Department of Environmental Health, Emory University, Rollins School of Public Health, Atlanta, GA, 30322, United States.
Department of Environmental & Occupational Health Sciences, University of Washington, Seattle, WA, 98195, United States.
Environ Res. 2020 Jan;180:108810. doi: 10.1016/j.envres.2019.108810. Epub 2019 Oct 10.
Regulatory monitoring networks are often too sparse to support community-scale PM exposure assessment while emerging low-cost sensors have the potential to fill in the gaps. To date, limited studies, if any, have been conducted to utilize low-cost sensor measurements to improve PM prediction with high spatiotemporal resolutions based on statistical models. Imperial County in California is an exemplary region with sparse Air Quality System (AQS) monitors and a community-operated low-cost network entitled Identifying Violations Affecting Neighborhoods (IVAN). This study aims to evaluate the contribution of IVAN measurements to the quality of PM prediction. We adopted the Random Forest algorithm to estimate daily PM concentrations at a 1-km spatial resolution using three different PM datasets (AQS-only, IVAN-only, and AQS/IVAN combined). The results show that the integration of low-cost sensor measurements is an effective way to significantly improve the quality of PM prediction with an increase of cross-validation (CV) R by ~0.2. The IVAN measurements also contributed to the increased importance of emission source-related covariates and more reasonable spatial patterns of PM. The remaining uncertainty in the calibrated IVAN measurements could still cause apparent outliers in the prediction model, highlighting the need for more effective calibration or integration methods to relieve its negative impact.

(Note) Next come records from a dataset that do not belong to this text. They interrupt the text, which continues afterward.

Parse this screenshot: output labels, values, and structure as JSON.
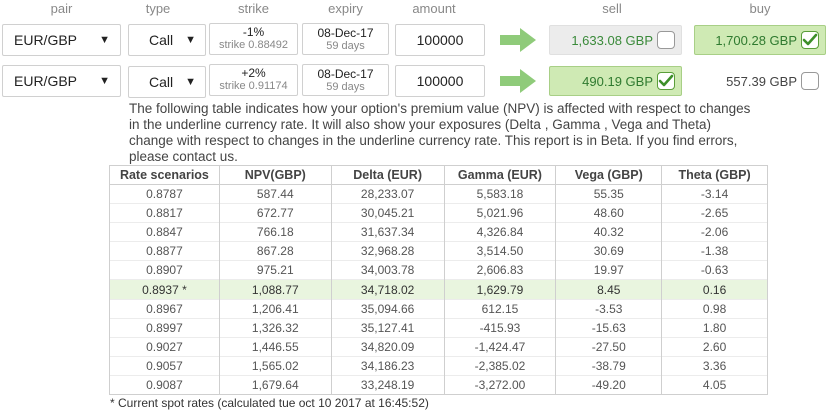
{
  "headers": {
    "pair": "pair",
    "type": "type",
    "strike": "strike",
    "expiry": "expiry",
    "amount": "amount",
    "sell": "sell",
    "buy": "buy"
  },
  "rows": [
    {
      "pair": "EUR/GBP",
      "type": "Call",
      "strike_pct": "-1%",
      "strike_value": "strike 0.88492",
      "expiry_date": "08-Dec-17",
      "expiry_days": "59 days",
      "amount": "100000",
      "sell": "1,633.08 GBP",
      "sell_checked": false,
      "buy": "1,700.28 GBP",
      "buy_checked": true
    },
    {
      "pair": "EUR/GBP",
      "type": "Call",
      "strike_pct": "+2%",
      "strike_value": "strike 0.91174",
      "expiry_date": "08-Dec-17",
      "expiry_days": "59 days",
      "amount": "100000",
      "sell": "490.19 GBP",
      "sell_checked": true,
      "buy": "557.39 GBP",
      "buy_checked": false
    }
  ],
  "description": "The following table indicates how your option's premium value (NPV) is affected with respect to changes in the underline currency rate. It will also show your exposures (Delta , Gamma , Vega and Theta) change with respect to changes in the underline currency rate. This report is in Beta. If you find errors, please contact us.",
  "table": {
    "columns": [
      "Rate scenarios",
      "NPV(GBP)",
      "Delta (EUR)",
      "Gamma (EUR)",
      "Vega (GBP)",
      "Theta (GBP)"
    ],
    "rows": [
      [
        "0.8787",
        "587.44",
        "28,233.07",
        "5,583.18",
        "55.35",
        "-3.14"
      ],
      [
        "0.8817",
        "672.77",
        "30,045.21",
        "5,021.96",
        "48.60",
        "-2.65"
      ],
      [
        "0.8847",
        "766.18",
        "31,637.34",
        "4,326.84",
        "40.32",
        "-2.06"
      ],
      [
        "0.8877",
        "867.28",
        "32,968.28",
        "3,514.50",
        "30.69",
        "-1.38"
      ],
      [
        "0.8907",
        "975.21",
        "34,003.78",
        "2,606.83",
        "19.97",
        "-0.63"
      ],
      [
        "0.8937 *",
        "1,088.77",
        "34,718.02",
        "1,629.79",
        "8.45",
        "0.16"
      ],
      [
        "0.8967",
        "1,206.41",
        "35,094.66",
        "612.15",
        "-3.53",
        "0.98"
      ],
      [
        "0.8997",
        "1,326.32",
        "35,127.41",
        "-415.93",
        "-15.63",
        "1.80"
      ],
      [
        "0.9027",
        "1,446.55",
        "34,820.09",
        "-1,424.47",
        "-27.50",
        "2.60"
      ],
      [
        "0.9057",
        "1,565.02",
        "34,186.23",
        "-2,385.02",
        "-38.79",
        "3.36"
      ],
      [
        "0.9087",
        "1,679.64",
        "33,248.19",
        "-3,272.00",
        "-49.20",
        "4.05"
      ]
    ],
    "highlight_row": 5
  },
  "footnote": "* Current spot rates (calculated tue oct 10 2017 at 16:45:52)",
  "colors": {
    "arrow": "#8fcb7a",
    "highlight": "#e9f5df",
    "selected_price": "#cfeab4",
    "price_text": "#3a8a3a"
  }
}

监管监测网络通常过于稀疏,无法支持社区规模的 PM 暴露评估,而新兴的低成本传感器具有填补空白的潜力。迄今为止,基于统计模型,很少有(如果有的话)研究利用低成本传感器测量来提高具有高时空分辨率的 PM 预测。加利福尼亚州的帝国县是一个具有稀疏空气质量系统 (AQS) 监测器和一个名为识别影响社区的违规行为 (IVAN) 的社区运营的低成本网络的典型区域。本研究旨在评估 IVAN 测量对 PM 预测质量的贡献。我们采用随机森林算法,使用三个不同的 PM 数据集(仅 AQS、仅 IVAN 和 AQS/IVAN 组合)以 1 公里的空间分辨率估计每日 PM 浓度。结果表明,低成本传感器测量的集成是一种有效方法,可以通过增加交叉验证 (CV) R 约 0.2 来显著提高 PM 预测的质量。IVAN 测量还有助于增加与排放源相关的协变量的重要性和更合理的 PM 空间模式。校准后的 IVAN 测量中仍存在的不确定性可能会在预测模型中导致明显的异常值,突出了需要更有效的校准或集成方法来减轻其负面影响。